A. The best reason for flying direct to Honolulu is that inter-island flights leave almost every 30 minutes, so if there's a delay in your inbound flight to HNL it won't matter. Should you somehow misconnect in SFO or LAX it might not be as easy to get on another flight to Maui.
Q. My wife and I were on our way to Jamaica when, after checking in, we were held up in a ridiculously long security line. By the time we were cleared, our gate was closed and the plane was pulling away. We had to catch a much later flight, and lost a full day at the beach. Isn't there something to be done about these lengthy waits?
A. Aside from applying for TSA PreCheck, there's always just good old-fashioned showing up early. You may try checking the wait times in advance. Also, if flying from an airport you've never used before, leave yourself extra time in case of unexpected obstacles. Getting your boarding pass online or using an automated check-in kiosk will save you time as well. If all else fails, it certainly doesn't hurt to let security know that you're late for your flight. You may be allowed to skip to the front of the line.

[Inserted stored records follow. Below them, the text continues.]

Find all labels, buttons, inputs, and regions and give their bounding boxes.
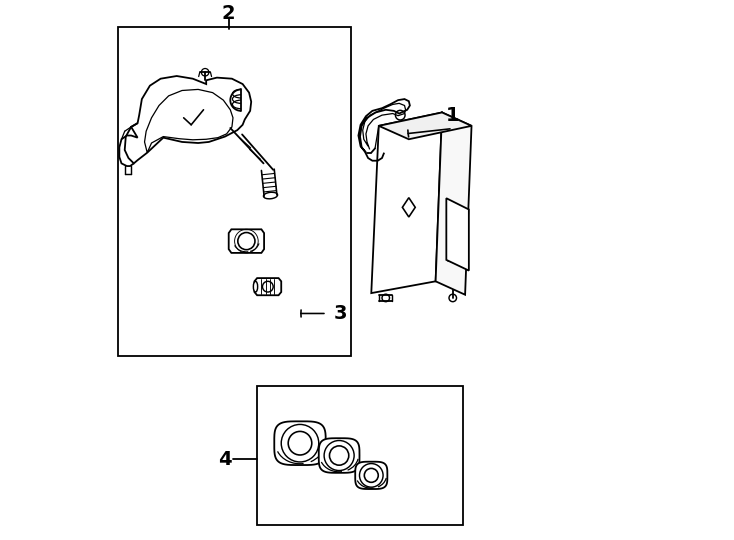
Polygon shape — [446, 198, 469, 271]
Polygon shape — [355, 462, 388, 489]
Text: 3: 3 — [334, 304, 347, 323]
Polygon shape — [435, 112, 471, 295]
Ellipse shape — [253, 281, 258, 292]
Polygon shape — [275, 421, 326, 465]
Polygon shape — [358, 99, 410, 153]
Polygon shape — [319, 438, 360, 473]
Bar — [257, 386, 463, 525]
Bar — [117, 26, 351, 356]
Text: 1: 1 — [446, 106, 459, 125]
Polygon shape — [379, 112, 471, 139]
Text: 2: 2 — [222, 4, 236, 23]
Text: 4: 4 — [218, 450, 232, 469]
Polygon shape — [371, 112, 442, 293]
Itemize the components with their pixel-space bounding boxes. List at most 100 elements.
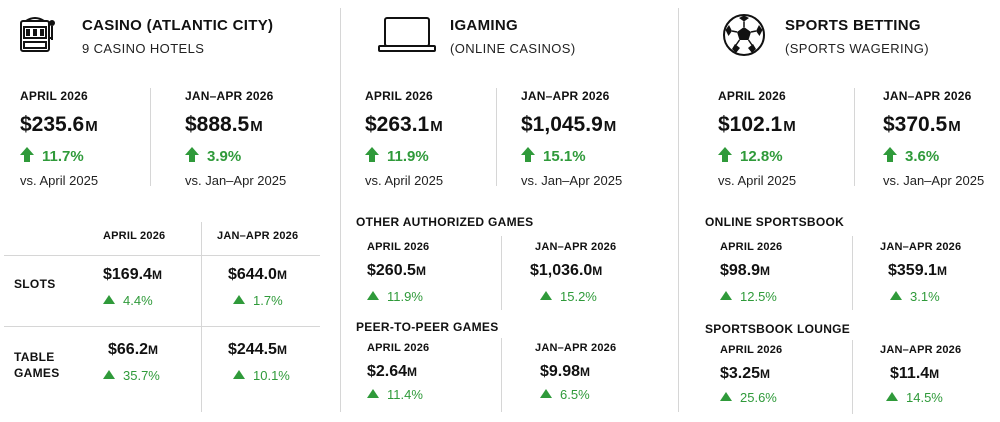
divider	[501, 236, 502, 310]
up-arrow-icon	[185, 147, 199, 162]
section-period: APRIL 2026	[720, 344, 783, 356]
igaming-ytd-change: 15.1%	[521, 147, 586, 165]
section-ytd-value: $1,036.0M	[530, 262, 603, 279]
section-period: APRIL 2026	[367, 241, 430, 253]
sports-panel: SPORTS BETTING (SPORTS WAGERING) APRIL 2…	[681, 0, 1000, 422]
sports-month-change: 12.8%	[718, 147, 783, 165]
section-month-value: $260.5M	[367, 262, 426, 279]
column-divider	[340, 8, 341, 412]
casino-ytd-period: JAN–APR 2026	[185, 89, 274, 103]
laptop-icon	[378, 17, 436, 52]
igaming-title: IGAMING	[450, 17, 518, 34]
section-month-change: 11.4%	[367, 387, 423, 402]
table-header-month: APRIL 2026	[103, 230, 166, 242]
casino-month-change: 11.7%	[20, 147, 84, 165]
sports-month-value: $102.1M	[718, 113, 796, 136]
sports-month-comparison: vs. April 2025	[718, 173, 797, 188]
divider	[852, 340, 853, 414]
soccer-ball-icon	[723, 14, 765, 56]
section-month-change: 11.9%	[367, 289, 423, 304]
online-sportsbook-title: ONLINE SPORTSBOOK	[705, 215, 845, 229]
slot-machine-icon	[20, 17, 55, 52]
up-arrow-icon	[365, 147, 379, 162]
casino-subtitle: 9 CASINO HOTELS	[82, 41, 205, 56]
casino-month-comparison: vs. April 2025	[20, 173, 99, 188]
casino-ytd-comparison: vs. Jan–Apr 2025	[185, 173, 287, 188]
up-triangle-icon	[367, 389, 379, 398]
section-ytd-value: $11.4M	[890, 365, 940, 382]
section-period: JAN–APR 2026	[880, 344, 962, 356]
section-month-value: $98.9M	[720, 262, 771, 279]
up-arrow-icon	[521, 147, 535, 162]
casino-title: CASINO (ATLANTIC CITY)	[82, 17, 274, 34]
up-triangle-icon	[367, 291, 379, 300]
slots-month-value: $169.4M	[103, 266, 162, 283]
igaming-month-change: 11.9%	[365, 147, 429, 165]
table-divider	[4, 326, 320, 327]
table-row-label-table-games: TABLE GAMES	[14, 350, 60, 380]
section-ytd-change: 14.5%	[886, 390, 943, 405]
section-month-change: 12.5%	[720, 289, 777, 304]
igaming-ytd-value: $1,045.9M	[521, 113, 617, 136]
table-divider	[4, 255, 320, 256]
table-divider	[201, 222, 202, 412]
casino-panel: CASINO (ATLANTIC CITY) 9 CASINO HOTELS A…	[0, 0, 338, 422]
table-games-month-change: 35.7%	[103, 368, 160, 383]
section-ytd-change: 15.2%	[540, 289, 597, 304]
casino-ytd-change: 3.9%	[185, 147, 241, 165]
igaming-month-comparison: vs. April 2025	[365, 173, 444, 188]
up-triangle-icon	[103, 370, 115, 379]
igaming-month-period: APRIL 2026	[365, 89, 433, 103]
up-arrow-icon	[718, 147, 732, 162]
section-period: JAN–APR 2026	[880, 241, 962, 253]
table-row-label-slots: SLOTS	[14, 277, 56, 291]
peer-to-peer-games-title: PEER-TO-PEER GAMES	[356, 320, 499, 334]
divider	[854, 88, 855, 186]
sports-ytd-period: JAN–APR 2026	[883, 89, 972, 103]
casino-month-value: $235.6M	[20, 113, 98, 136]
divider	[501, 338, 502, 412]
up-triangle-icon	[540, 389, 552, 398]
section-month-change: 25.6%	[720, 390, 777, 405]
section-month-value: $2.64M	[367, 363, 418, 380]
sports-subtitle: (SPORTS WAGERING)	[785, 41, 930, 56]
sports-month-period: APRIL 2026	[718, 89, 786, 103]
other-authorized-games-title: OTHER AUTHORIZED GAMES	[356, 215, 534, 229]
up-triangle-icon	[720, 291, 732, 300]
section-ytd-change: 3.1%	[890, 289, 940, 304]
sportsbook-lounge-title: SPORTSBOOK LOUNGE	[705, 322, 851, 336]
section-month-value: $3.25M	[720, 365, 771, 382]
section-period: APRIL 2026	[720, 241, 783, 253]
table-games-month-value: $66.2M	[108, 341, 159, 358]
section-period: JAN–APR 2026	[535, 342, 617, 354]
igaming-ytd-period: JAN–APR 2026	[521, 89, 610, 103]
section-period: APRIL 2026	[367, 342, 430, 354]
divider	[852, 236, 853, 310]
section-ytd-value: $359.1M	[888, 262, 947, 279]
sports-title: SPORTS BETTING	[785, 17, 921, 34]
up-triangle-icon	[540, 291, 552, 300]
sports-ytd-change: 3.6%	[883, 147, 939, 165]
sports-ytd-comparison: vs. Jan–Apr 2025	[883, 173, 985, 188]
section-period: JAN–APR 2026	[535, 241, 617, 253]
sports-ytd-value: $370.5M	[883, 113, 961, 136]
table-games-ytd-change: 10.1%	[233, 368, 290, 383]
casino-month-period: APRIL 2026	[20, 89, 88, 103]
slots-month-change: 4.4%	[103, 293, 153, 308]
igaming-subtitle: (ONLINE CASINOS)	[450, 41, 576, 56]
divider	[150, 88, 151, 186]
up-triangle-icon	[233, 370, 245, 379]
up-triangle-icon	[233, 295, 245, 304]
up-triangle-icon	[103, 295, 115, 304]
igaming-ytd-comparison: vs. Jan–Apr 2025	[521, 173, 623, 188]
column-divider	[678, 8, 679, 412]
section-ytd-change: 6.5%	[540, 387, 590, 402]
up-arrow-icon	[883, 147, 897, 162]
up-arrow-icon	[20, 147, 34, 162]
up-triangle-icon	[720, 392, 732, 401]
slots-ytd-value: $644.0M	[228, 266, 287, 283]
table-games-ytd-value: $244.5M	[228, 341, 287, 358]
slots-ytd-change: 1.7%	[233, 293, 283, 308]
up-triangle-icon	[890, 291, 902, 300]
divider	[496, 88, 497, 186]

Q. We bought an airline ticket for our teenage son using a credit card and sent him off to the airport. Even though he had a boarding pass printed at home and checked in online, when he got to the airport the airline asked him to show the credit card used to purchase the ticket. Luckily, my husband was available to rush to the airport to provide the card. Otherwise, he would have had to buy a new ticket or not fly. Why did the airline do this, and do all airlines require a credit card to be shown?
A. The only reason I can think of is to prevent fraud, but as you say, your son checked in online and had a boarding pass. I asked my twitter followers if they had ever had this happen to them, and quite a few said yes. It’s fairly rare, but the worst that usually happens is the passenger must buy a new fare and get reimbursed when the original credit card is produced. Anyone who buys a ticket for a third party should be prepared to show the credit card used to purchase it.
Q. Should anything arise before our upcoming vacation, is it possible to get travel insurance that would cover cancellations for any reason?
A. There is such a thing as cancel for any reason insurance, however the premiums are considerably higher than for regular travel insurance; plus cancellation typically must be made at least 48 hours before departure and you won’t get 100% of your expenses refunded.
You might try comparing policies on sites like TravelGuard or InsureMyTrip.